Tutti i sistemi energetici critici e le infrastrutture portuali dell’Ucraina hanno subito danni. Ciò significa che, se i combattimenti dovessero cessare, reti energetiche e ponti saranno probabilmente l'obiettivo primario delle risorse per la ricostruzione. I piani di ricostruzione postbellica dovrebbero essere visti non solo come un'iniziativa economica, ma anche come un progetto volto a stabilizzare la geografia politica del Paese, proteggere le popolazioni vulnerabili e ancorare le regioni interne dell'Ucraina in un quadro economico più resiliente. Strade, ferrovie, ponti, porti e reti energetiche ricostruite per soddisfare le esigenze civili dovrebbero anche resistere alla pressione militare.

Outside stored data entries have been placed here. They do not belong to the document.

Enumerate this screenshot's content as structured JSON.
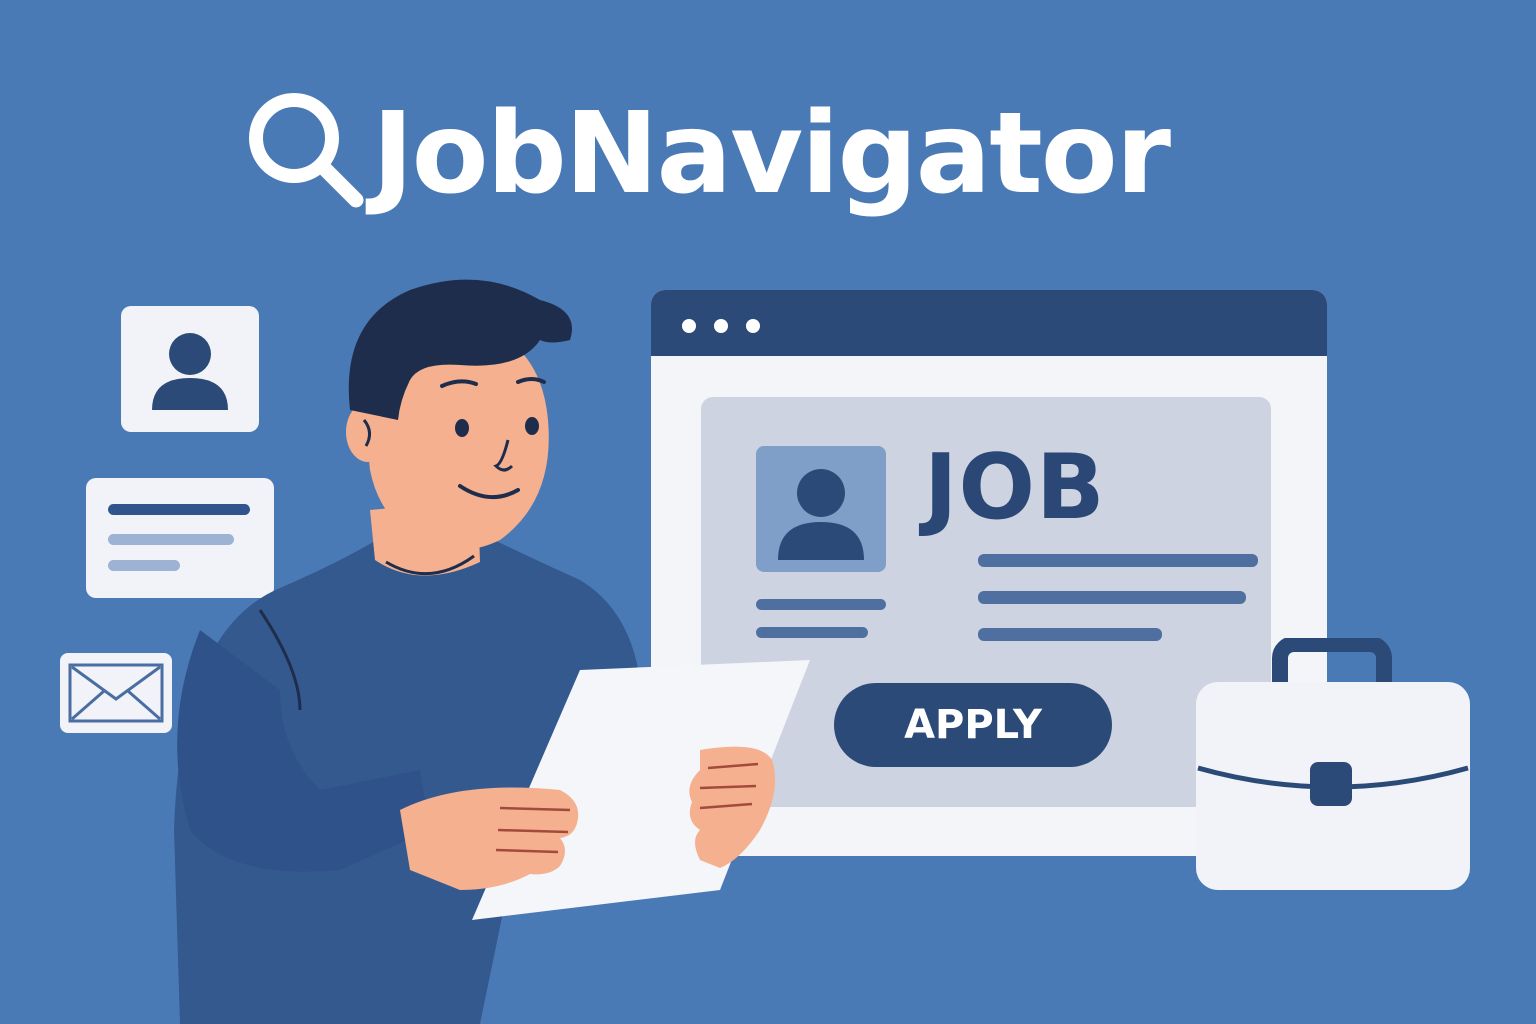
{
  "brand": {
    "name": "JobNavigator",
    "icon": "search-icon"
  },
  "job_listing": {
    "title": "JOB",
    "apply_label": "APPLY"
  },
  "side_cards": [
    {
      "icon": "user-profile-icon"
    },
    {
      "icon": "text-lines-icon"
    },
    {
      "icon": "envelope-icon"
    }
  ],
  "extras": {
    "briefcase_icon": "briefcase-icon",
    "person": "person-holding-document"
  },
  "colors": {
    "background": "#4a7ab5",
    "navy": "#2c4a78",
    "card": "#f1f3f8",
    "panel": "#cdd3e0",
    "avatar_box": "#7f9fc9",
    "skin": "#f4b08f",
    "sweater": "#34598f",
    "hair": "#1f2d4d"
  }
}
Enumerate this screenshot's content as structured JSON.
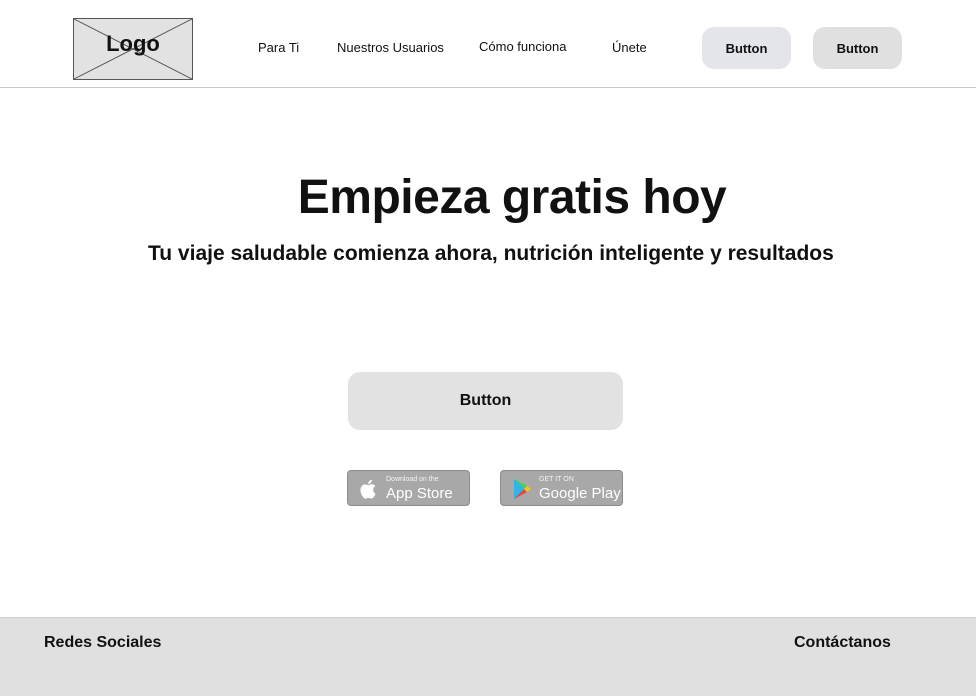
{
  "header": {
    "logo_text": "Logo",
    "nav": {
      "item1": "Para Ti",
      "item2": "Nuestros Usuarios",
      "item3": "Cómo funciona",
      "item4": "Únete"
    },
    "button1_label": "Button",
    "button2_label": "Button"
  },
  "hero": {
    "title": "Empieza gratis hoy",
    "subtitle": "Tu viaje saludable comienza ahora, nutrición inteligente y resultados",
    "button_label": "Button"
  },
  "badges": {
    "apple": {
      "small": "Download on the",
      "big": "App Store",
      "icon": "apple-icon"
    },
    "google": {
      "small": "GET IT ON",
      "big": "Google Play",
      "icon": "google-play-icon"
    }
  },
  "footer": {
    "left_label": "Redes Sociales",
    "right_label": "Contáctanos"
  },
  "colors": {
    "placeholder_gray": "#e2e2e2",
    "badge_gray": "#a8a8a8",
    "text": "#111111"
  }
}
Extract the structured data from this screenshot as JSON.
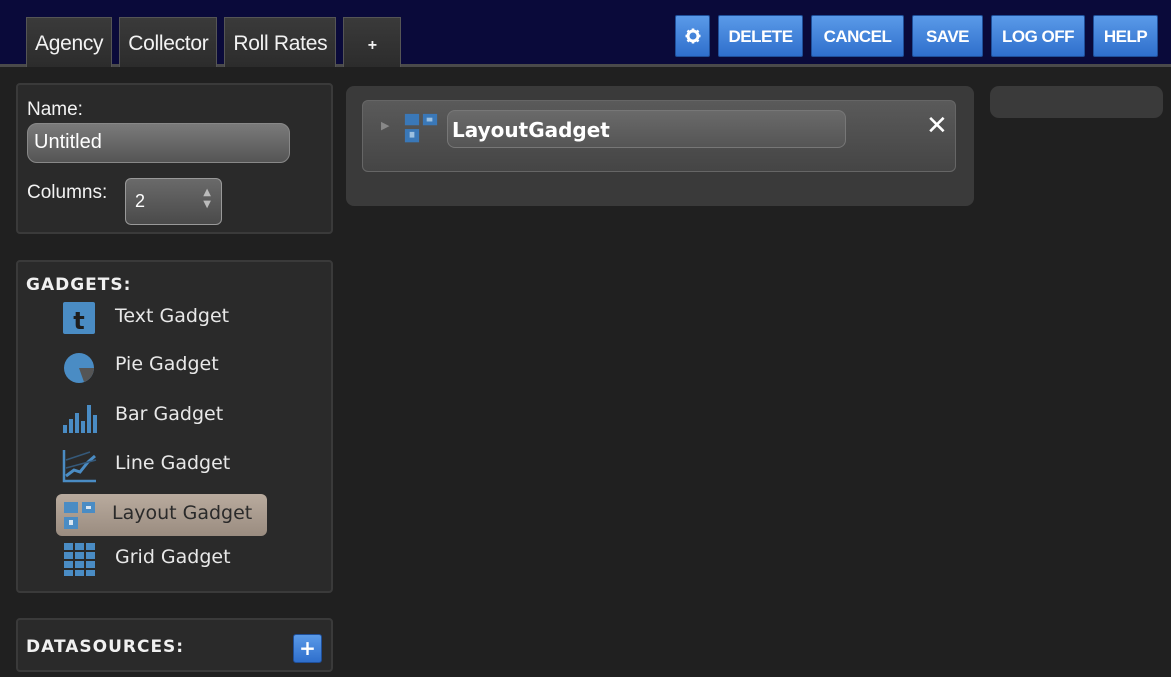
{
  "tabs": [
    {
      "label": "Agency"
    },
    {
      "label": "Collector"
    },
    {
      "label": "Roll Rates"
    },
    {
      "label": "+"
    }
  ],
  "actions": {
    "gear_icon": "gear-icon",
    "delete": "DELETE",
    "cancel": "CANCEL",
    "save": "SAVE",
    "logoff": "LOG OFF",
    "help": "HELP"
  },
  "settings": {
    "name_label": "Name:",
    "name_value": "Untitled",
    "columns_label": "Columns:",
    "columns_value": "2"
  },
  "gadgets": {
    "title": "GADGETS:",
    "items": [
      {
        "label": "Text Gadget",
        "icon": "text-gadget-icon"
      },
      {
        "label": "Pie Gadget",
        "icon": "pie-gadget-icon"
      },
      {
        "label": "Bar Gadget",
        "icon": "bar-gadget-icon"
      },
      {
        "label": "Line Gadget",
        "icon": "line-gadget-icon"
      },
      {
        "label": "Layout Gadget",
        "icon": "layout-gadget-icon",
        "selected": true
      },
      {
        "label": "Grid Gadget",
        "icon": "grid-gadget-icon"
      }
    ]
  },
  "datasources": {
    "title": "DATASOURCES:",
    "add_label": "+"
  },
  "canvas": {
    "card_title": "LayoutGadget",
    "close_label": "✕"
  },
  "colors": {
    "accent_blue": "#3a7fd8",
    "icon_blue": "#4a8cc4",
    "selected_bg": "#b0a296",
    "topbar_bg": "#0a0a3a"
  }
}
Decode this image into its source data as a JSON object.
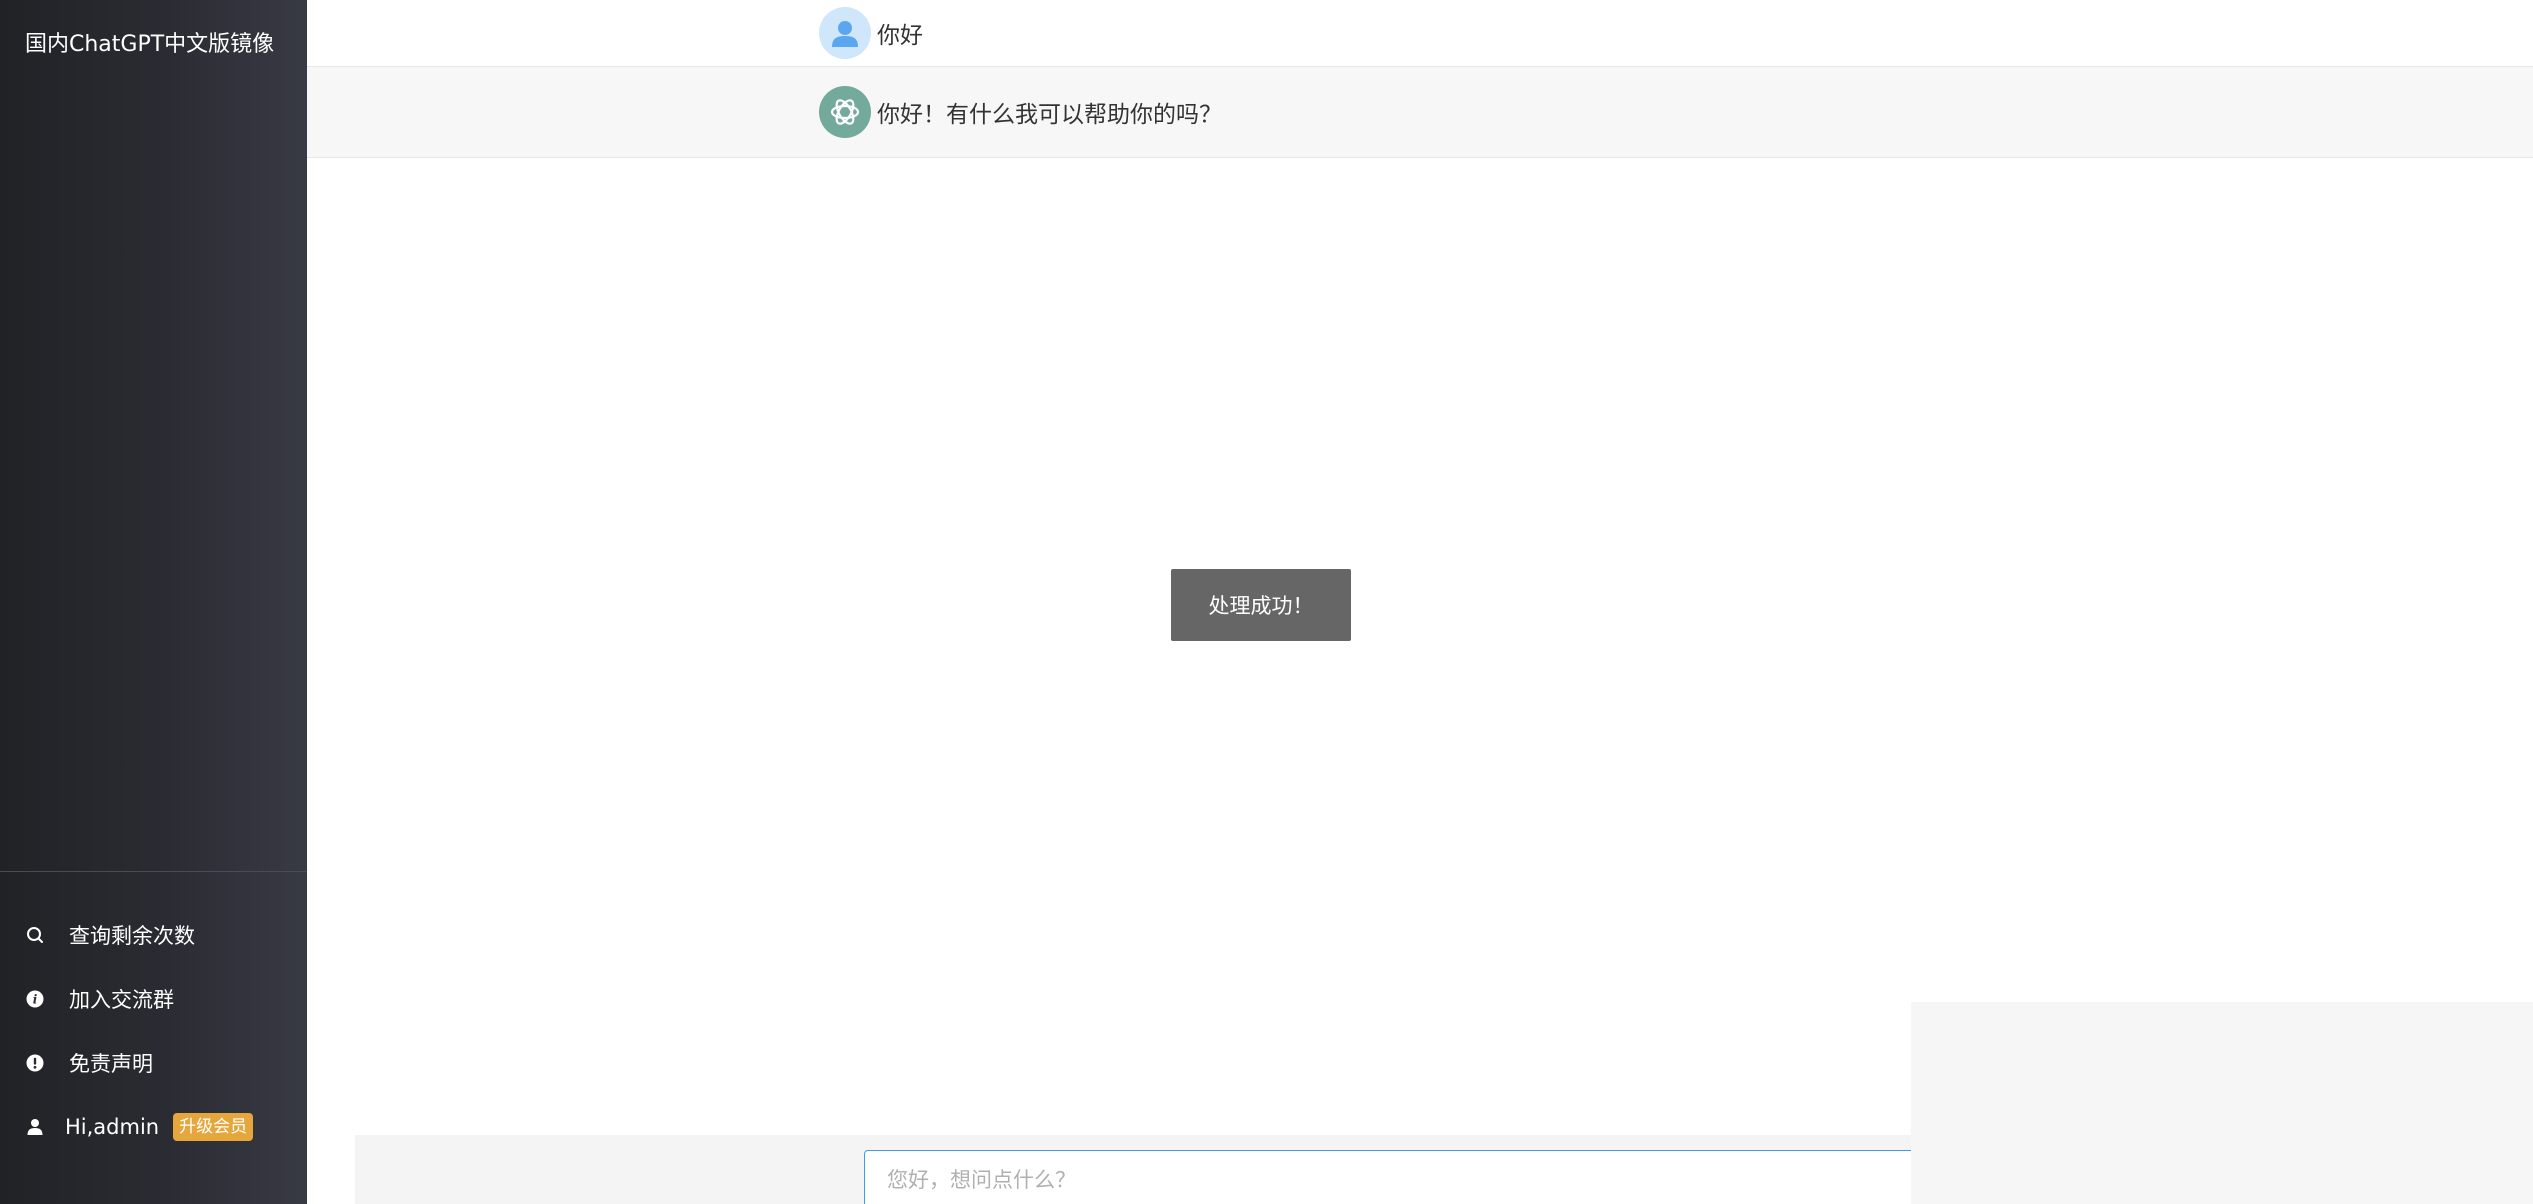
{
  "sidebar": {
    "brand": "国内ChatGPT中文版镜像",
    "menu": [
      {
        "label": "查询剩余次数",
        "icon": "search-icon"
      },
      {
        "label": "加入交流群",
        "icon": "info-icon"
      },
      {
        "label": "免责声明",
        "icon": "exclamation-icon"
      }
    ],
    "user": {
      "label": "Hi,admin",
      "badge": "升级会员",
      "icon": "user-icon"
    }
  },
  "chat": {
    "messages": [
      {
        "role": "user",
        "text": "你好"
      },
      {
        "role": "assistant",
        "text": "你好！有什么我可以帮助你的吗？"
      }
    ]
  },
  "toast": {
    "text": "处理成功！"
  },
  "input": {
    "placeholder": "您好，想问点什么？",
    "value": ""
  },
  "colors": {
    "sidebar_bg": "#2b2c33",
    "badge": "#e5a63b",
    "bot_avatar": "#74aa9c",
    "user_avatar": "#cfe6fb",
    "input_border": "#3e9be6",
    "toast_bg": "#666666"
  }
}
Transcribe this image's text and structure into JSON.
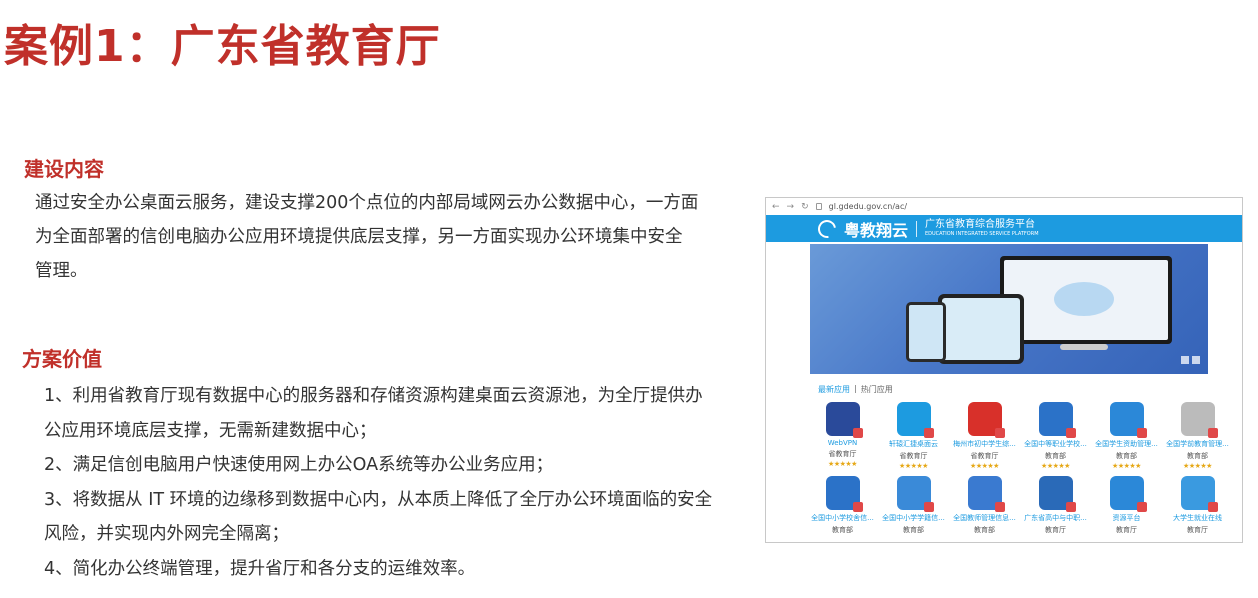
{
  "slide": {
    "title": "案例1：广东省教育厅",
    "sections": [
      {
        "heading": "建设内容",
        "text_lines": [
          "通过安全办公桌面云服务，建设支撑200个点位的内部局域网云办公数据中心，一方面",
          "为全面部署的信创电脑办公应用环境提供底层支撑，另一方面实现办公环境集中安全",
          "管理。"
        ]
      },
      {
        "heading": "方案价值",
        "points": [
          "1、利用省教育厅现有数据中心的服务器和存储资源构建桌面云资源池，为全厅提供办",
          "公应用环境底层支撑，无需新建数据中心；",
          "2、满足信创电脑用户快速使用网上办公OA系统等办公业务应用；",
          "3、将数据从 IT 环境的边缘移到数据中心内，从本质上降低了全厅办公环境面临的安全",
          "风险，并实现内外网完全隔离；",
          "4、简化办公终端管理，提升省厅和各分支的运维效率。"
        ]
      }
    ]
  },
  "browser": {
    "url": "gl.gdedu.gov.cn/ac/",
    "site_logo": "粤教翔云",
    "site_title": "广东省教育综合服务平台",
    "site_subtitle": "EDUCATION INTEGRATED SERVICE PLATFORM",
    "tabs": [
      "最新应用",
      "|",
      "热门应用"
    ],
    "apps": [
      {
        "name": "WebVPN",
        "owner": "省教育厅",
        "stars": "★★★★★",
        "color": "#2a4a9a",
        "icon": "h-logo-icon"
      },
      {
        "name": "轩辕汇捷桌面云",
        "owner": "省教育厅",
        "stars": "★★★★★",
        "color": "#1d9be0",
        "icon": "cloud-ring-icon"
      },
      {
        "name": "梅州市初中学生综...",
        "owner": "省教育厅",
        "stars": "★★★★★",
        "color": "#d8302a",
        "icon": "flower-emblem-icon"
      },
      {
        "name": "全国中等职业学校...",
        "owner": "教育部",
        "stars": "★★★★★",
        "color": "#2b72c8",
        "icon": "grad-cap-icon"
      },
      {
        "name": "全国学生资助管理...",
        "owner": "教育部",
        "stars": "★★★★★",
        "color": "#2b88d8",
        "icon": "shield-icon"
      },
      {
        "name": "全国学前教育管理...",
        "owner": "教育部",
        "stars": "★★★★★",
        "color": "#bbbbbb",
        "icon": "broken-image-icon"
      },
      {
        "name": "全国中小学校舍信...",
        "owner": "教育部",
        "stars": "",
        "color": "#2b72c8",
        "icon": "building-icon"
      },
      {
        "name": "全国中小学学籍信...",
        "owner": "教育部",
        "stars": "",
        "color": "#3a8ad8",
        "icon": "id-card-icon"
      },
      {
        "name": "全国教师管理信息...",
        "owner": "教育部",
        "stars": "",
        "color": "#3a7ad0",
        "icon": "teacher-icon"
      },
      {
        "name": "广东省高中与中职...",
        "owner": "教育厅",
        "stars": "",
        "color": "#2a6ab8",
        "icon": "book-icon"
      },
      {
        "name": "资源平台",
        "owner": "教育厅",
        "stars": "",
        "color": "#2b88d8",
        "icon": "briefcase-icon"
      },
      {
        "name": "大学生就业在线",
        "owner": "教育厅",
        "stars": "",
        "color": "#3a9ae0",
        "icon": "lightbulb-icon"
      }
    ]
  }
}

Le regioni intorno all'Ucraina sudoccidentale e occidentale diverrebbero zone di confine economicamente iperattive, assorbendo capitali, logistica, innovazione e responsabilità in materia di sicurezza. Durante la guerra i confini occidentali dell'Ucraina sono stati le arterie che hanno mantenuto in vita l'economia, tutto il paese è stato costretto a riorganizzare le sue rotte logistiche. Le esportazioni di grano sono state dirottate dai porti del Mar Nero verso il porto rumeno di Costanza, gli aiuti militari e gli aiuti umanitari sono confluiti attraverso il sud della Polonia; nuove attività di autotrasporto, stoccaggio e dogana sono emerse quasi da un giorno all'altro per compensare l'interruzione delle rotte tradizionali. Questi cambiamenti hanno anche ridefinito la geografia funzionale dello Stato. Se il conflitto dovesse interrompersi e infine concludersi, la frontiera occidentale continuerà a essere l'autostrada operativa attraverso la quale materiali, capitali e competenze entreranno nel Paese.
Nelle economie di confine i flussi stabili diventano calamite per l'industria. Un’iniziativa improvvisata sotto costrizione spesso si trasforma in un'infrastruttura economica permanente. L’ armistizio consentirebbe alle improvvisate rotte di guerra di trasformarsi in risorse logistiche a lungo termine, trasformando le zone occidentali di confine dell'Ucraina in hub stabili e multimodali, cioè in uno spazio in cui riemerge l’economia dell'Ucraina, si realizza la strategia di gestione dei conflitti e avviene l'adattamento alla sicurezza.
L'Ucraina occidentale, che comprende le regioni di Leopoli, Volinia, Transcarpazia, Ivano-Frankivsk e ?ernivci, è stata in gran parte risparmiata dalla distruzione, ma ha accolto milioni di sfollati interni, ha ospitato importanti snodi logistici ed è diventata la principale zona di transito per il commercio, l'assistenza umanitaria e militare dell'Unione Europea. La regione non ha una agroindustria comparabile a quella delle zone cerealicole centrali e meridionali, ma un’economia caratterizzata da attività manifatturiere leggere, servizi, silvicoltura e commercio transfrontaliero. È dunque pronta ad assumere un ruolo molto significativo nel plasmare la ripresa e la reintegrazione dell'Ucraina.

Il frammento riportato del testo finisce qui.